Szukam żydowskiej rodziny Dacek, których moi rodzice Wilk Zofia i Władysław ukrywali w swojej piwnicy w miejscowości Chorostków. W 1944 roku rodzice moi musieli uciekać przed banderowcami i jestem ciekawy co stało się z rodziną Dacków, czy przeżyli. Jeżeli ktoś ma jakąś wiedzę proszę o kontakt. 732860546
Aby odpowiedzieć na to ogłoszenie dodaj komentarz poniżej. Odpowiedź pojawi się pod ogłoszeniem po zatwierdzeniu przez redakcję.
11 komentarzy
dacek
12 kwietnia 2015 o 15:25Witam czy mogliby państwo podać imiona rodziny Dacek bo zastanawiamy się czy chodzi o nasza.
jan wilk
16 sierpnia 2015 o 16:01Witam i przepraszam że dopiero teraz odpisuję ale nie zaglądałem tu dawno.Odnośnie imion to pytałem mojej siostry która ma teraz 80 lat ale ona nie pamięta,miała wtedy 10 latek ,wie tylko że rodzina Dacków miała sklep z różnymi towarami chleb,nafta,cukier itd.. było to małżeństwo chyba z trójką albo z dwójką dzieci.Ukrywali się u nas w piwnicy z okienkiem.Ojciec mój Władysław był ślusarzem,mieli dwie córki Antoninę 10 letnią i Janinę małą w poduszeczce.Ja urodziłem się już w Polsce i żyje tylko Antonina 80 letnia w tej chwili.Dom nasz stał na tak zwanym na garbie,koło drogi która prowadziła do dworu jakiegoś hrabiego.Gdzieś niedaleko naszego domu mieszkali Buczmowie którzy też uciekli do Polski.To tyle co mogę powiedzieć w tej sprawie,jeżeli to chodzi o Państwo to proszę o jakiś kontakt ze mną. Jan Wilk.
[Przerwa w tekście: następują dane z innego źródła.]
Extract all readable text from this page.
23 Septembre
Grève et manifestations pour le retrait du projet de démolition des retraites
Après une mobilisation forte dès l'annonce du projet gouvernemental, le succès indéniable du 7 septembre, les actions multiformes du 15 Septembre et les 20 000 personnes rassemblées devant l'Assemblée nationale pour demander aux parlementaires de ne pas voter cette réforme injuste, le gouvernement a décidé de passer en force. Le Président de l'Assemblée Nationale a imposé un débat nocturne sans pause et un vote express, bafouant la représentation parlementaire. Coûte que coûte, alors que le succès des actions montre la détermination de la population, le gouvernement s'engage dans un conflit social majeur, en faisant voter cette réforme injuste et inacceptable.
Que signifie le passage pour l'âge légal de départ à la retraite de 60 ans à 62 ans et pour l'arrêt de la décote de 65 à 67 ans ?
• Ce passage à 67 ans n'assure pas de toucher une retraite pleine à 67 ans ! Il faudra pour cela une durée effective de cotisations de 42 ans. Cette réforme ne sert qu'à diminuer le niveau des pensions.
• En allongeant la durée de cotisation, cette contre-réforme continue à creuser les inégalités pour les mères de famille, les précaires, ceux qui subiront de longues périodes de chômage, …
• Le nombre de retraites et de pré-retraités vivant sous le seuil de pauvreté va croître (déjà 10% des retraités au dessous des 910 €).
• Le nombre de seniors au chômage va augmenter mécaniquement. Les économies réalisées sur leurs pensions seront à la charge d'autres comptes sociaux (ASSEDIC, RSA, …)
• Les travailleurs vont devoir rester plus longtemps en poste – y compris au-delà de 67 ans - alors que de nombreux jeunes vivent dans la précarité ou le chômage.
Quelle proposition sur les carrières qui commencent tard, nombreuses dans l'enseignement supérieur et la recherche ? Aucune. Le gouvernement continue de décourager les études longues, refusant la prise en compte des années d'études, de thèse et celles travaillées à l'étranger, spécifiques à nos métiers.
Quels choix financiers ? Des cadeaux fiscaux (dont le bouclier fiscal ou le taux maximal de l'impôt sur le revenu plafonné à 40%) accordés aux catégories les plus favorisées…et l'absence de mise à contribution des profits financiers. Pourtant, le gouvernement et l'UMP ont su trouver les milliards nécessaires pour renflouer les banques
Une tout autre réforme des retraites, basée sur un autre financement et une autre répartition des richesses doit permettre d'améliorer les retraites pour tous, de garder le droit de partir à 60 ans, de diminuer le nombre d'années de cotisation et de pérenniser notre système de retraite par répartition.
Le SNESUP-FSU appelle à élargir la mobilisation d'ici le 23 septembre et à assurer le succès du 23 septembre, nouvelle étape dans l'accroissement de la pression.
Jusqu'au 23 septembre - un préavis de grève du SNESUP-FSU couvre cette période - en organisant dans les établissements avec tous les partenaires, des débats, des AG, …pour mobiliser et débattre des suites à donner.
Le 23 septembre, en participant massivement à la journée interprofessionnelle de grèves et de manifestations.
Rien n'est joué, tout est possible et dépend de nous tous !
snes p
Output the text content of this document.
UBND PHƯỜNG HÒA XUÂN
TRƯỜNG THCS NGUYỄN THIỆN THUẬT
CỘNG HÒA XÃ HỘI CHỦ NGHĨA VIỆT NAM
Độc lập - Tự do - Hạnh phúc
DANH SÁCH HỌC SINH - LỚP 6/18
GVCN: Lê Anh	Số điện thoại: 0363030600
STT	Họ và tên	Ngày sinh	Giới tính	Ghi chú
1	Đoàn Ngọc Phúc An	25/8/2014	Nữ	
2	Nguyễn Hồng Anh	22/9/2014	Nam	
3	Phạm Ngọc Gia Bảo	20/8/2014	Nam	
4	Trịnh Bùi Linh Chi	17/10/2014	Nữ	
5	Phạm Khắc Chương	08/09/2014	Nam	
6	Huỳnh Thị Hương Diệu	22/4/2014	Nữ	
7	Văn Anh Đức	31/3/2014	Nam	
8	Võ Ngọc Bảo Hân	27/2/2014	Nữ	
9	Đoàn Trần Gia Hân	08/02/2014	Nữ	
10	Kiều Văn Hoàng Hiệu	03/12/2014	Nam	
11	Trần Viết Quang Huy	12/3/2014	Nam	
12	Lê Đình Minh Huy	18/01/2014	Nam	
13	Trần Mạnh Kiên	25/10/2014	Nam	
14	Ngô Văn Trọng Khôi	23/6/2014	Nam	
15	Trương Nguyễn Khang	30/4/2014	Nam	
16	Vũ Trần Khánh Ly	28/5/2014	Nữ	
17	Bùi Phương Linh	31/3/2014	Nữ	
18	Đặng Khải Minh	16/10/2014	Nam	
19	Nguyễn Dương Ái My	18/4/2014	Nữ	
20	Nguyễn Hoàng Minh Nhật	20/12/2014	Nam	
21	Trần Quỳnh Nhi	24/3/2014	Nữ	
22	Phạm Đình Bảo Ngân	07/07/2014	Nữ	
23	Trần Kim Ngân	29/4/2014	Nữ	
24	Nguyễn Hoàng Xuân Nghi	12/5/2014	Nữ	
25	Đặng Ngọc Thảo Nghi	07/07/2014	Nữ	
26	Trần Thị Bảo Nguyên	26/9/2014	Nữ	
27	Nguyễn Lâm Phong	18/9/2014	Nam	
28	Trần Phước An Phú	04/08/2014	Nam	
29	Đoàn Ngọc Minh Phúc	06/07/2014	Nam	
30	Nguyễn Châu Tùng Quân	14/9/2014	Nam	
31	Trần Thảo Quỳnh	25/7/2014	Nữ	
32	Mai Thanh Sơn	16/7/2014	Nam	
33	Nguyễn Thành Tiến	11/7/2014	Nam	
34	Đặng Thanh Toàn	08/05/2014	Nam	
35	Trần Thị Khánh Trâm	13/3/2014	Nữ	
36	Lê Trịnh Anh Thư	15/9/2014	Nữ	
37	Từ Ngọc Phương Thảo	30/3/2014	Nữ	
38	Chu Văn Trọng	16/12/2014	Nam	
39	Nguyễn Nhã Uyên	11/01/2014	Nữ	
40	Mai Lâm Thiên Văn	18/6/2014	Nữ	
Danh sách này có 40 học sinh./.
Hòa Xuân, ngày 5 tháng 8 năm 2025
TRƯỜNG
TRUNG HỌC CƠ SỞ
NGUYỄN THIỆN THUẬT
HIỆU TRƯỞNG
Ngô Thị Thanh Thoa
Bochnia ul.św Jana 5/15 tel 732860546.
wilk
21 listopada 2015 o 07:31Z rozmowy z siostrą dowiedziałem się że w Chorostkowie była tylko jedna rodzina o nazwisku Dacek więc myślę że Państwo jesteście dziećmi które ukrywali moi rodzice w swojej piwnicy.
Wilj
16 stycznia 2016 o 07:45Jeżeli Państwo obawiacie się że oczekuję od Was jakiejś gratyfikacji za ukrywanie Was przed Niemcami przez moich rodziców to pragnę uspokoić że nie wchodzi to w rachubę.Chcę po prostu dowiedzieć się coś więcej o tamtych zdarzeniach ,ciekawi mnie jak potoczyły się Wasze losy ,więc proszę śmiało się ze mną kontaktować.Pozdrawiam.Jan Wilk.
wilk
21 września 2017 o 16:03Muszę sprostować pewne rzeczy ,miejscowość to był chorostków polski koło halicza i tustania, dzieci żydowskich była trójka u nas w piwnicy ,reszta wszystko zgodne z opisem wyżej.
Dacek
14 maja 2019 o 15:34Niestety to nie o nas chodzi .Myślałam że może to jakas rodzina teścia ale on mówi że nie są żydami i że nigdy w tej miejscowości nie byli .Kiedyś w Internecie szukałam nazwisk Dacek i wiem że jest dużo ludzi w Ameryce może oni
jan
14 grudnia 2019 o 19:50Dziękuję.
Stanisław
14 grudnia 2019 o 19:10Dobry wieczór
Przypadkowo trafiłem na te wpisy. Nazywam się Stanisław Ptasznik tak jak mój dziadek Stanisław Ptasznik z Chorostkowa Polskiego. Mój ojciec Michał Ptasznik napisał książkę „Dom naszego dzieciństwa”. Mieszkali pod numerem 146. Rodzina o której piszecie Wilk Władysław mieszkali pod numerem 62 a ukrywana rodzina Dacek Roman mieszkali pod numerem 65. Mój ojciec w książce odtworzył mapę, nazwiska wszystkich mieszkańców. Miejsce „na garbie” też opisuje.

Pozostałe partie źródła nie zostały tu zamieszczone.